21 The Supreme Court in a box of Naveen Kohli Vs. Neelu Kohli 4, dealt with this emanate succinctly as follows:
74. We have been predominantly tender by a care that once a matrimony has damaged down over repair, it would be impractical for a law not to take notice of that fact, and it would be damaging to 4 (2006) 4 SCC 558 sat 21/21 FCA 133 of 2006 multitude and damaging to a interests of a parties. Where there has been a prolonged duration of continual separation, it might sincerely be surmised that a matrimonial bond is over repair. The matrimony becomes a fiction, yet upheld by a authorised tie. By refusing to disjoin that tie a law in such cases does not offer a sanctification of marriage; on a contrary, it shows meagre courtesy for a feelings and emotions of a parties.
75. Public seductiveness final not usually that a married standing should, as distant as possible, as prolonged as possible, and whenever possible, be maintained, yet where a matrimony has been wrecked over a wish of salvage, open seductiveness lies in a approval of that fact.
76. Since there is no excusable approach in that a associate can be compelled to resume life with a consort, zero is gained by perplexing to keep a parties tied perpetually to a matrimony that in fact has ceased to exist.

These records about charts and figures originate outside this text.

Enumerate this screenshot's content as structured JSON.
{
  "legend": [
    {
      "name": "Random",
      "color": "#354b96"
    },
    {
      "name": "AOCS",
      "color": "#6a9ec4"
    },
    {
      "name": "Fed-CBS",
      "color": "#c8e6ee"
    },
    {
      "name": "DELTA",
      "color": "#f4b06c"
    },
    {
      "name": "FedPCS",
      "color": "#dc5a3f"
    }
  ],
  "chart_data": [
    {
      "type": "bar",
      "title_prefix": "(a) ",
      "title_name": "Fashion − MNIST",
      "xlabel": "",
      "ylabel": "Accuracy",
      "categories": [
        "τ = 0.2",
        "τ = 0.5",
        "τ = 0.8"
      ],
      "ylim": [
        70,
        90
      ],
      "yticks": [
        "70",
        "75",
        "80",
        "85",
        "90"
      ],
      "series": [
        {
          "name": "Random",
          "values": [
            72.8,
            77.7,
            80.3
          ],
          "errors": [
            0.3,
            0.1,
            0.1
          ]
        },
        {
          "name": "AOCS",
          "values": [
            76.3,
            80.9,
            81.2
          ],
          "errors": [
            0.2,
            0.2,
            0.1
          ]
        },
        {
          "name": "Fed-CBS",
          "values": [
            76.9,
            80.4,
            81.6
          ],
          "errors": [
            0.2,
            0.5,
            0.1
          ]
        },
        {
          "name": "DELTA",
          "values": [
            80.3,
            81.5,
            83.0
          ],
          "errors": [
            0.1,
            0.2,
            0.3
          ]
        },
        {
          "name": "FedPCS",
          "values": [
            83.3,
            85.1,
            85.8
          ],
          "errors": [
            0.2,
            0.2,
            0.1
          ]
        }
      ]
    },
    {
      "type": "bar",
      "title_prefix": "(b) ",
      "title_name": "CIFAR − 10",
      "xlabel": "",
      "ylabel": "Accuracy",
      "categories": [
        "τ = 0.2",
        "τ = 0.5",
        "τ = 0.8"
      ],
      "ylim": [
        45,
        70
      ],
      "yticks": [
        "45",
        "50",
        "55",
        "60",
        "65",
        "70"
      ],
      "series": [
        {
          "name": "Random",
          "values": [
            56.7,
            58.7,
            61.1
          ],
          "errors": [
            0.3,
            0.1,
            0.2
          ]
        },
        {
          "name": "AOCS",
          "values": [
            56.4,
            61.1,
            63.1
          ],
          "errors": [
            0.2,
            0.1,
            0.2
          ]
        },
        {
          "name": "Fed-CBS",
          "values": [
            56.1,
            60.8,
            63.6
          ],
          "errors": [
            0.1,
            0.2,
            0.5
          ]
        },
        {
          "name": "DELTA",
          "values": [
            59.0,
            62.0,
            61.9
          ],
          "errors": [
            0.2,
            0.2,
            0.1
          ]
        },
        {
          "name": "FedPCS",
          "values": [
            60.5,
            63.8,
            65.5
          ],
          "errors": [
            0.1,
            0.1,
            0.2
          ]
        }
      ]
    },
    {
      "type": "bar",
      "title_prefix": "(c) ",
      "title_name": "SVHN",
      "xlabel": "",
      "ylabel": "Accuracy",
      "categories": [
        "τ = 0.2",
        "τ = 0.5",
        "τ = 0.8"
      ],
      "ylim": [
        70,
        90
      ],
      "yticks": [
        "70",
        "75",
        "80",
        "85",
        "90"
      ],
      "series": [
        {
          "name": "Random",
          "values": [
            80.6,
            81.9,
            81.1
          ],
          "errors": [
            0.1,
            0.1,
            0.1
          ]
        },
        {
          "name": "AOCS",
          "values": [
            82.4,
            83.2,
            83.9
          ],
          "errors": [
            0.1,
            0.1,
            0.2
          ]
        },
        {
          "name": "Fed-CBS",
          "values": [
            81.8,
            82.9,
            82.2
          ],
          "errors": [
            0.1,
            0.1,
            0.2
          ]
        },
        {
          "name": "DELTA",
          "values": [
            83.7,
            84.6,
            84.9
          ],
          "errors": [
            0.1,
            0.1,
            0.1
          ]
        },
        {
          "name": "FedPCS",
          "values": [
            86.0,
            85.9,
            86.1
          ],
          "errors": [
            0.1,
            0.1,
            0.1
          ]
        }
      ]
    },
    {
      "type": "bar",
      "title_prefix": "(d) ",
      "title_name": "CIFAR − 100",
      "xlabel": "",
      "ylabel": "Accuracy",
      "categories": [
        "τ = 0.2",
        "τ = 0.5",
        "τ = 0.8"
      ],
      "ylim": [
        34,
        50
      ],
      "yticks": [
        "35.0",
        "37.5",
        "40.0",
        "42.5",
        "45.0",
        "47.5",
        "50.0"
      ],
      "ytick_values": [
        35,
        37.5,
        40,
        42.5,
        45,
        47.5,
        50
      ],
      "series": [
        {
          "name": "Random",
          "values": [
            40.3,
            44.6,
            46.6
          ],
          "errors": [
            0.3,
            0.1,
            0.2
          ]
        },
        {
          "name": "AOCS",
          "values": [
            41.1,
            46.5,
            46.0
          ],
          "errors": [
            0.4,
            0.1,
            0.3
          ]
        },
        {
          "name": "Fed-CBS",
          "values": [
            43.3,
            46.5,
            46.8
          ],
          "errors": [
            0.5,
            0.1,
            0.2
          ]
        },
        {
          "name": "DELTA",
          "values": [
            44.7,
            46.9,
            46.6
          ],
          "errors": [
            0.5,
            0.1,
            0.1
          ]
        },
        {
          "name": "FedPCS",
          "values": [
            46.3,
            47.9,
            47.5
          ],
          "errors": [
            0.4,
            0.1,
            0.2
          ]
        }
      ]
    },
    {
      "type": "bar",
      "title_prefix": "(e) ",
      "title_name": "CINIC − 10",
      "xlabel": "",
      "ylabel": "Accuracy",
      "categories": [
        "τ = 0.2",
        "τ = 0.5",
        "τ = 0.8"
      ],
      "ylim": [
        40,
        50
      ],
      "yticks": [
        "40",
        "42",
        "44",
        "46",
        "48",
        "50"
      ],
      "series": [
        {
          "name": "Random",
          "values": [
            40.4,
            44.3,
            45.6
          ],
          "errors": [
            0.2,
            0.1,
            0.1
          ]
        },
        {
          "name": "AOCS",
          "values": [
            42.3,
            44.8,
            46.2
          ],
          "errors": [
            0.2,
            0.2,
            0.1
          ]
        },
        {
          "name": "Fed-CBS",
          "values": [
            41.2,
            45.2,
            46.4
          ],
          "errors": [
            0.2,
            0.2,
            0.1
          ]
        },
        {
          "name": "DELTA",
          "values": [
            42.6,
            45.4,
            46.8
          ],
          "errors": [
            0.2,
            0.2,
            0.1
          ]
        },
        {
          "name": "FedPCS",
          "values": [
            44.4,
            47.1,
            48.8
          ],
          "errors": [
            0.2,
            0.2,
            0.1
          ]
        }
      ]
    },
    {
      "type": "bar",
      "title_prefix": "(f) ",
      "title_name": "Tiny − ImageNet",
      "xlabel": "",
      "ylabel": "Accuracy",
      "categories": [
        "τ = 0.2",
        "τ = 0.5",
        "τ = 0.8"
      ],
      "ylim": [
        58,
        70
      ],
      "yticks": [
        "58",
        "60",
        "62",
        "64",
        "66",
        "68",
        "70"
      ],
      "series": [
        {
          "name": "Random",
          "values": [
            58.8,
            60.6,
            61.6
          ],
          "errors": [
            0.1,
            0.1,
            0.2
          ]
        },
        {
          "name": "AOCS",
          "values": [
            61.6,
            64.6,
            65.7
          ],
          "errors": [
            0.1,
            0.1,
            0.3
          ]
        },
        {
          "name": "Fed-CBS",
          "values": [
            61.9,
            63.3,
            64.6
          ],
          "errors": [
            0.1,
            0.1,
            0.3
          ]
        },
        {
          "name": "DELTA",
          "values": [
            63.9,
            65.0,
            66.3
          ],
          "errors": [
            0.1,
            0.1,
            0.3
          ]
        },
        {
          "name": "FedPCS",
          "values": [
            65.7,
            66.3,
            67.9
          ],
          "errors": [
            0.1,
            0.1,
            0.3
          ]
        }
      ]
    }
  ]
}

22 The observations quoted above directly request to a contribution of a benefaction case. It would be a grave misapplication not to disjoin a marital tie between a parties.
23 For all these reasons, we set aside a visualisation of a Family Court and extend a direct of divorce to a Appellant. There shall no sequence as to costs.
24 On a request done by a schooled Counsel for a Respondent, we curb a Appellant from constrictive matrimony for a duration of ninety days from today.